Clausola di salvaguardia, Svp in pressing su Bressa

I criteri attuativi non danno garanzie: il Parlamento può decidere con i due terzi Riforma costituzionale, Zeller incalza: «Non ci faremo scavalcare sullo Statuto»


di Francesca Gonzato


BOLZANO. Dietro i sorrisi e i complimenti reciproci, tra Bolzano, Trento e Roma è in corso un pesante braccio di ferro sulla riforma costituzionale e sulla famosa clausola di salvaguardia per le autonomie speciali. «Per la prima volta abbiamo ottenuto una sorta di un potere di veto sulle modifiche al nostro Statuto», rivendica il presidente provinciale Arno Kompatscher. È vero, ma c’è un retroscena tenuto finora lontano dai riflettori e che sta mettendo alla prova il buon clima tra Pd e Svp. È una potenziale «bomba», che annullerebbe la stessa clausola di salvaguardia, tanto che il senatore Karl Zeller riassume così la situazione: «Quella cosa lì non andrà avanti, non la accetteremo mai». Si tratta delle regole di applicazione della clausola di salvaguardia, elaborate in bozza da un gruppo di lavoro delle regioni speciali coordinato dal sottosegretario Gianclaudio Bressa. In caso di mancato accordo, le modifiche allo Statuto potranno essere votate dal Parlamento senza il consenso delle «speciali». Anche a questo si riferiscono i presidenti Kompatscher e Rossi, quando chiedono «ulteriori garanzie» sull’autonomia in vista del referendum sulla riforma costituzionale. Riccardo Dello Sbarba (Verdi) non è sorpreso: «L’unica garanzia per le autonomie speciali è che la riforma costituzionale venga bocciata al referendum. La Svp prova a salvare il salvabile, ma la clausola di garanzia è debole e il miglior risultato possibile sarà avere poche “speciali” tutelate, circondate da regioni svuotate di poteri. A quel punto sarà più facile smontare anche le autonomie, vero obiettivo del governo». Nella riforma costituzionale è prevista una clausola di garanzia ad hoc: il nuovo impianto costituzionale non verrà adottato nelle Regioni e Province speciali fino alla modifica degli Statuti e tale modifica dovrà essere frutto di una intesa tra lo Stato e questi territori. Una blindatura, di fatto. Ma quali regole governeranno l’intesa? Qui inizia la materia più scivolosa, ammesso che al referendum vincano i «sì».
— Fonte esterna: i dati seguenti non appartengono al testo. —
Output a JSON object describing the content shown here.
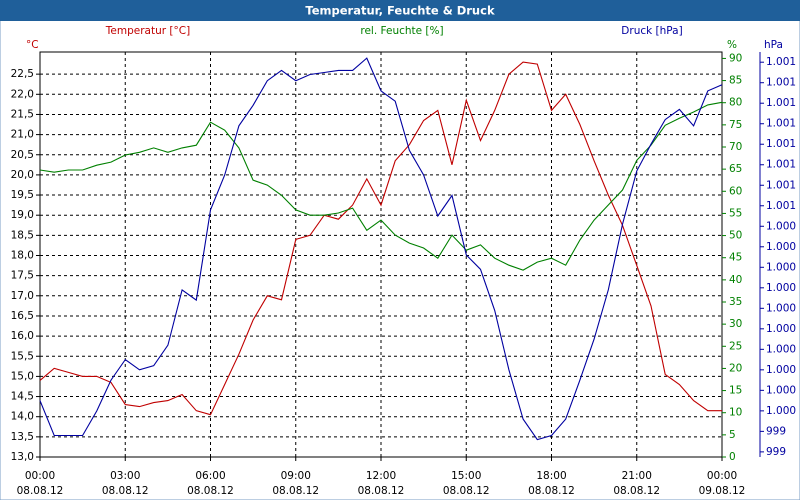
{
  "chart_data": {
    "type": "line",
    "title": "Temperatur, Feuchte & Druck",
    "ylabel": "Temperatur [°C]",
    "yunit": "°C",
    "y2label": "rel. Feuchte [%]",
    "y2unit": "%",
    "y3label": "Druck [hPa]",
    "y3unit": "hPa",
    "x": [
      0,
      0.5,
      1,
      1.5,
      2,
      2.5,
      3,
      3.5,
      4,
      4.5,
      5,
      5.5,
      6,
      6.5,
      7,
      7.5,
      8,
      8.5,
      9,
      9.5,
      10,
      10.5,
      11,
      11.5,
      12,
      12.5,
      13,
      13.5,
      14,
      14.5,
      15,
      15.5,
      16,
      16.5,
      17,
      17.5,
      18,
      18.5,
      19,
      19.5,
      20,
      20.5,
      21,
      21.5,
      22,
      22.5,
      23,
      23.5,
      24
    ],
    "xlim": [
      0,
      24
    ],
    "xticks": [
      {
        "value": 0,
        "label": "00:00"
      },
      {
        "value": 3,
        "label": "03:00"
      },
      {
        "value": 6,
        "label": "06:00"
      },
      {
        "value": 9,
        "label": "09:00"
      },
      {
        "value": 12,
        "label": "12:00"
      },
      {
        "value": 15,
        "label": "15:00"
      },
      {
        "value": 18,
        "label": "18:00"
      },
      {
        "value": 21,
        "label": "21:00"
      },
      {
        "value": 24,
        "label": "00:00"
      }
    ],
    "xtick_dates": [
      "08.08.12",
      "08.08.12",
      "08.08.12",
      "08.08.12",
      "08.08.12",
      "08.08.12",
      "08.08.12",
      "08.08.12",
      "09.08.12"
    ],
    "ylim": [
      13,
      23
    ],
    "yticks": [
      {
        "value": 13,
        "label": "13,0"
      },
      {
        "value": 13.5,
        "label": "13,5"
      },
      {
        "value": 14,
        "label": "14,0"
      },
      {
        "value": 14.5,
        "label": "14,5"
      },
      {
        "value": 15,
        "label": "15,0"
      },
      {
        "value": 15.5,
        "label": "15,5"
      },
      {
        "value": 16,
        "label": "16,0"
      },
      {
        "value": 16.5,
        "label": "16,5"
      },
      {
        "value": 17,
        "label": "17,0"
      },
      {
        "value": 17.5,
        "label": "17,5"
      },
      {
        "value": 18,
        "label": "18,0"
      },
      {
        "value": 18.5,
        "label": "18,5"
      },
      {
        "value": 19,
        "label": "19,0"
      },
      {
        "value": 19.5,
        "label": "19,5"
      },
      {
        "value": 20,
        "label": "20,0"
      },
      {
        "value": 20.5,
        "label": "20,5"
      },
      {
        "value": 21,
        "label": "21,0"
      },
      {
        "value": 21.5,
        "label": "21,5"
      },
      {
        "value": 22,
        "label": "22,0"
      },
      {
        "value": 22.5,
        "label": "22,5"
      }
    ],
    "y2lim": [
      0,
      91
    ],
    "y2ticks": [
      0,
      5,
      10,
      15,
      20,
      25,
      30,
      35,
      40,
      45,
      50,
      55,
      60,
      65,
      70,
      75,
      80,
      85,
      90
    ],
    "y3lim": [
      999.275,
      1001.24
    ],
    "y3ticks": [
      {
        "value": 999.3,
        "label": "999"
      },
      {
        "value": 999.4,
        "label": "999"
      },
      {
        "value": 999.5,
        "label": "1.000"
      },
      {
        "value": 999.6,
        "label": "1.000"
      },
      {
        "value": 999.7,
        "label": "1.000"
      },
      {
        "value": 999.8,
        "label": "1.000"
      },
      {
        "value": 999.9,
        "label": "1.000"
      },
      {
        "value": 1000.0,
        "label": "1.000"
      },
      {
        "value": 1000.1,
        "label": "1.000"
      },
      {
        "value": 1000.2,
        "label": "1.000"
      },
      {
        "value": 1000.3,
        "label": "1.000"
      },
      {
        "value": 1000.4,
        "label": "1.000"
      },
      {
        "value": 1000.5,
        "label": "1.001"
      },
      {
        "value": 1000.6,
        "label": "1.001"
      },
      {
        "value": 1000.7,
        "label": "1.001"
      },
      {
        "value": 1000.8,
        "label": "1.001"
      },
      {
        "value": 1000.9,
        "label": "1.001"
      },
      {
        "value": 1001.0,
        "label": "1.001"
      },
      {
        "value": 1001.1,
        "label": "1.001"
      },
      {
        "value": 1001.2,
        "label": "1.001"
      }
    ],
    "grid": true,
    "series": [
      {
        "name": "Temperatur [°C]",
        "color": "#c00000",
        "axis": "y",
        "values": [
          14.9,
          15.2,
          15.1,
          15.0,
          15.0,
          14.85,
          14.3,
          14.25,
          14.35,
          14.4,
          14.55,
          14.15,
          14.05,
          14.8,
          15.55,
          16.4,
          17.0,
          16.9,
          18.4,
          18.5,
          19.0,
          18.9,
          19.25,
          19.9,
          19.25,
          20.35,
          20.75,
          21.35,
          21.6,
          20.25,
          21.85,
          20.85,
          21.6,
          22.5,
          22.8,
          22.75,
          21.6,
          22.0,
          21.25,
          20.35,
          19.5,
          18.75,
          17.75,
          16.75,
          15.05,
          14.8,
          14.4,
          14.15,
          14.15
        ]
      },
      {
        "name": "rel. Feuchte [%]",
        "color": "#008000",
        "axis": "y2",
        "values": [
          64.8,
          64.3,
          64.8,
          64.8,
          65.9,
          66.6,
          68.2,
          68.8,
          69.8,
          68.8,
          69.8,
          70.4,
          75.6,
          73.8,
          69.8,
          62.5,
          61.4,
          59.1,
          55.8,
          54.6,
          54.6,
          55.1,
          56.2,
          51.2,
          53.5,
          50.1,
          48.3,
          47.2,
          44.9,
          50.1,
          46.7,
          47.9,
          44.9,
          43.3,
          42.2,
          44.0,
          44.9,
          43.3,
          49.0,
          53.5,
          56.9,
          60.3,
          67.0,
          70.4,
          74.9,
          76.5,
          77.9,
          79.5,
          80.1
        ]
      },
      {
        "name": "Druck [hPa]",
        "color": "#0000a0",
        "axis": "y3",
        "values": [
          999.55,
          999.38,
          999.38,
          999.38,
          999.5,
          999.65,
          999.75,
          999.7,
          999.72,
          999.82,
          1000.09,
          1000.04,
          1000.48,
          1000.65,
          1000.89,
          1000.99,
          1001.11,
          1001.16,
          1001.11,
          1001.14,
          1001.15,
          1001.16,
          1001.16,
          1001.22,
          1001.06,
          1001.01,
          1000.77,
          1000.65,
          1000.45,
          1000.55,
          1000.26,
          1000.19,
          999.99,
          999.7,
          999.46,
          999.36,
          999.38,
          999.46,
          999.65,
          999.85,
          1000.09,
          1000.41,
          1000.67,
          1000.8,
          1000.92,
          1000.97,
          1000.89,
          1001.06,
          1001.09
        ]
      }
    ]
  }
}
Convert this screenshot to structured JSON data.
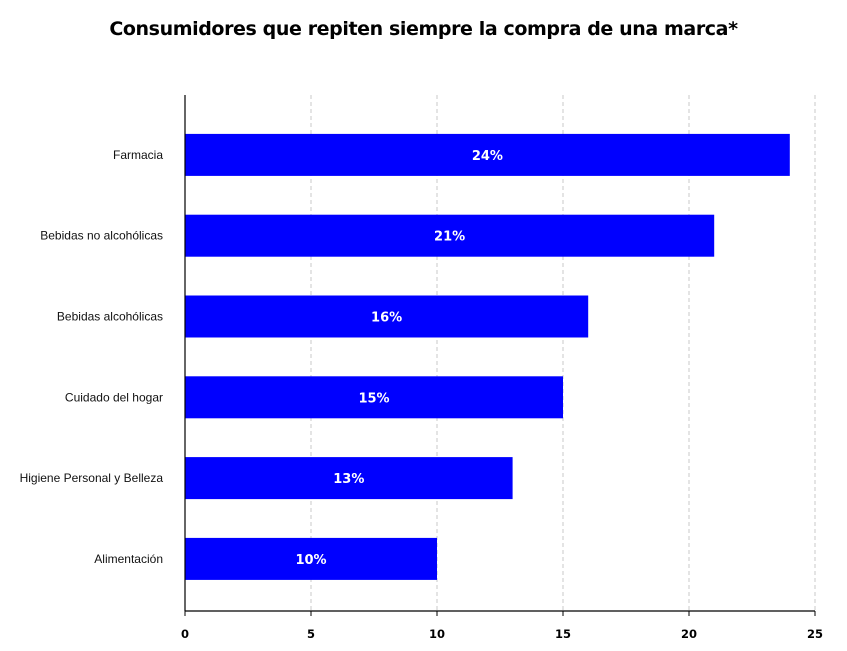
{
  "chart_data": {
    "type": "bar",
    "orientation": "horizontal",
    "title": "Consumidores que repiten siempre la compra de una marca*",
    "xlabel": "",
    "ylabel": "",
    "categories": [
      "Farmacia",
      "Bebidas no alcohólicas",
      "Bebidas alcohólicas",
      "Cuidado del hogar",
      "Higiene Personal y Belleza",
      "Alimentación"
    ],
    "values": [
      24,
      21,
      16,
      15,
      13,
      10
    ],
    "data_labels": [
      "24%",
      "21%",
      "16%",
      "15%",
      "13%",
      "10%"
    ],
    "xlim": [
      0,
      25
    ],
    "xticks": [
      "0",
      "5",
      "10",
      "15",
      "20",
      "25"
    ],
    "grid": "vertical dashed",
    "legend": "none",
    "bar_color": "#0000ff",
    "grid_color": "#c8c8c8",
    "axis_color": "#000000"
  }
}
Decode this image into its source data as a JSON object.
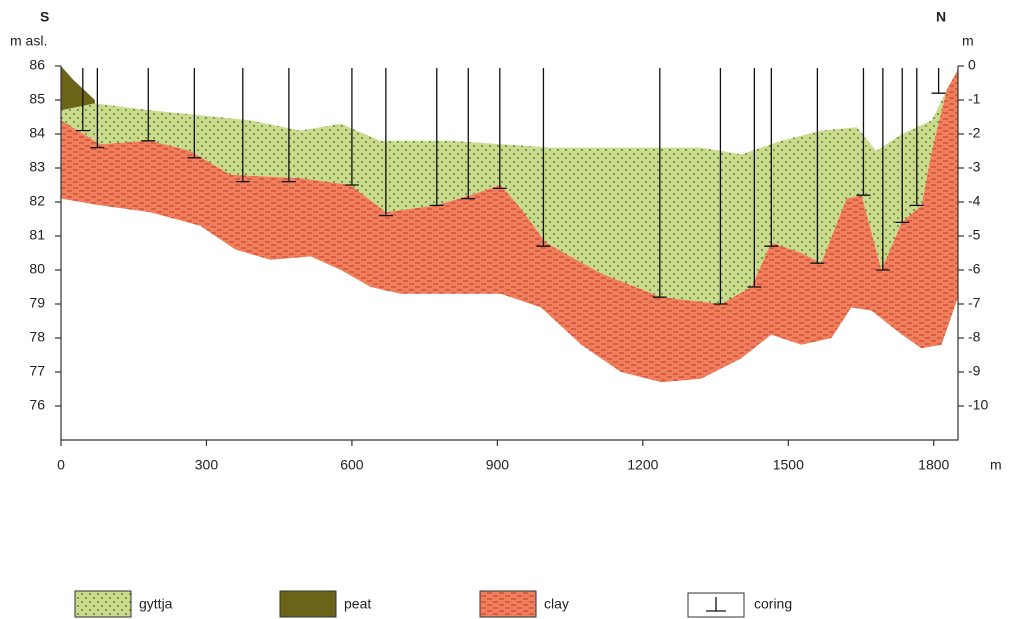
{
  "chart_data": {
    "type": "cross-section",
    "left_title": "S",
    "left_unit": "m asl.",
    "right_title": "N",
    "right_unit": "m",
    "x_unit": "m",
    "xlim": [
      0,
      1850
    ],
    "xticks": [
      0,
      300,
      600,
      900,
      1200,
      1500,
      1800
    ],
    "ylim": [
      75,
      86
    ],
    "yticks": [
      76,
      77,
      78,
      79,
      80,
      81,
      82,
      83,
      84,
      85,
      86
    ],
    "y2lim": [
      -11,
      0
    ],
    "y2ticks": [
      -10,
      -9,
      -8,
      -7,
      -6,
      -5,
      -4,
      -3,
      -2,
      -1,
      0
    ],
    "layers": [
      {
        "name": "gyttja",
        "color": "#cbdb8c",
        "x": [
          0,
          70,
          184,
          391,
          494,
          577,
          659,
          804,
          1011,
          1320,
          1403,
          1486,
          1568,
          1641,
          1682,
          1734,
          1796,
          1827,
          1796,
          1775,
          1734,
          1692,
          1651,
          1620,
          1568,
          1527,
          1465,
          1424,
          1362,
          1238,
          1114,
          1000,
          949,
          907,
          845,
          773,
          670,
          597,
          494,
          349,
          267,
          184,
          81,
          0
        ],
        "y": [
          84.7,
          84.9,
          84.7,
          84.4,
          84.1,
          84.3,
          83.8,
          83.8,
          83.6,
          83.6,
          83.4,
          83.8,
          84.1,
          84.2,
          83.5,
          84.0,
          84.4,
          85.3,
          83.5,
          81.9,
          81.4,
          80.0,
          82.2,
          82.1,
          80.2,
          80.5,
          80.8,
          79.5,
          79.0,
          79.2,
          79.9,
          80.8,
          81.8,
          82.5,
          82.2,
          81.9,
          81.7,
          82.5,
          82.7,
          82.8,
          83.5,
          83.8,
          83.7,
          84.4
        ]
      },
      {
        "name": "peat",
        "color": "#6b6418",
        "x": [
          0,
          25,
          70,
          70,
          0
        ],
        "y": [
          86.0,
          85.6,
          85.0,
          84.9,
          84.7
        ]
      },
      {
        "name": "clay",
        "color": "#f07f5c",
        "x": [
          0,
          81,
          184,
          267,
          349,
          494,
          597,
          670,
          773,
          845,
          907,
          949,
          1000,
          1114,
          1238,
          1362,
          1424,
          1465,
          1527,
          1568,
          1620,
          1651,
          1692,
          1734,
          1775,
          1796,
          1827,
          1850,
          1850,
          1816,
          1775,
          1734,
          1672,
          1630,
          1589,
          1527,
          1465,
          1403,
          1320,
          1238,
          1155,
          1073,
          990,
          907,
          804,
          700,
          639,
          577,
          515,
          432,
          360,
          287,
          184,
          81,
          0
        ],
        "y": [
          84.4,
          83.7,
          83.8,
          83.5,
          82.8,
          82.7,
          82.5,
          81.7,
          81.9,
          82.2,
          82.5,
          81.8,
          80.8,
          79.9,
          79.2,
          79.0,
          79.5,
          80.8,
          80.5,
          80.2,
          82.1,
          82.2,
          80.0,
          81.4,
          81.9,
          83.5,
          85.3,
          85.9,
          79.2,
          77.8,
          77.7,
          78.1,
          78.8,
          78.9,
          78.0,
          77.8,
          78.1,
          77.4,
          76.8,
          76.7,
          77.0,
          77.8,
          78.9,
          79.3,
          79.3,
          79.3,
          79.5,
          80.0,
          80.4,
          80.3,
          80.6,
          81.3,
          81.7,
          81.9,
          82.1
        ]
      }
    ],
    "corings": {
      "name": "coring",
      "x": [
        45,
        75,
        180,
        275,
        375,
        470,
        600,
        670,
        775,
        840,
        905,
        995,
        1235,
        1360,
        1430,
        1465,
        1560,
        1655,
        1695,
        1735,
        1765,
        1810
      ],
      "bottom": [
        84.1,
        83.6,
        83.8,
        83.3,
        82.6,
        82.6,
        82.5,
        81.6,
        81.9,
        82.1,
        82.4,
        80.7,
        79.2,
        79.0,
        79.5,
        80.7,
        80.2,
        82.2,
        80.0,
        81.4,
        81.9,
        85.2
      ]
    }
  }
}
Alla procedura per l’adeguamento delle autonomie speciali alla nuova Costituzione è dedicata la «proposta di sintesi in materia di previa intesa» elaborata nell’agosto del 2015 dopo il lavoro di Bressa con i presidenti delle giunte e dei consigli regionali delle autonomie speciali. Se questa resterà la linea, la proposta, anticipa Bressa, dovrà diventare a sua volta un disegno di legge costituzionale. «Per noi non esiste», ribadisce Zeller. Secondo l’ipotesi avversata dalla Svp, il consiglio regionale dovrebbe esprimersi entro tre mesi su un testo di modifiche allo Statuto approvato dalle Camere. In caso di voto contrario del Consiglio o di mancata risposta, il presidente del Senato convocherà una «commissione paritaria di convergenza» composta da due senatori, due deputati e quattro consiglieri regionali designati dai rispettivi presidenti, che avrà altri tre mesi per inviare al parlamento una proposta «condivisa all’unanimità». Se la Commissione non troverà un accordo, la legge di modifica dello Statuto potrà essere approvata dal Parlamento con la maggioranza dei due terzi. Così Bressa: «Non si può lasciare alle Regioni un diritto di veto assoluto sulle modifiche costituzionali, il cui potere spetta al Parlamento». Bolzano e Trento sarebbero però al sicuro, secondo il sottosegretario: «Lo Statuto del Trentino Alto Adige ha una protezione in più garantita dall’accordo internazionale». La Svp non si fida e va in pressing sul governo. «Dovrebbero inserire un passaggio ad hoc sull’accordo con l’Austria», conferma Zeller, «Ma il governo non intende farlo. E allora diciamo che su questa procedura non daremo il consenso». Zeller rivendica però il lavoro fatto finora: «La clausola di salvaguardia è ottima, nonostante ciò che dicono “scienziati” come l’ex senatore Peterlini».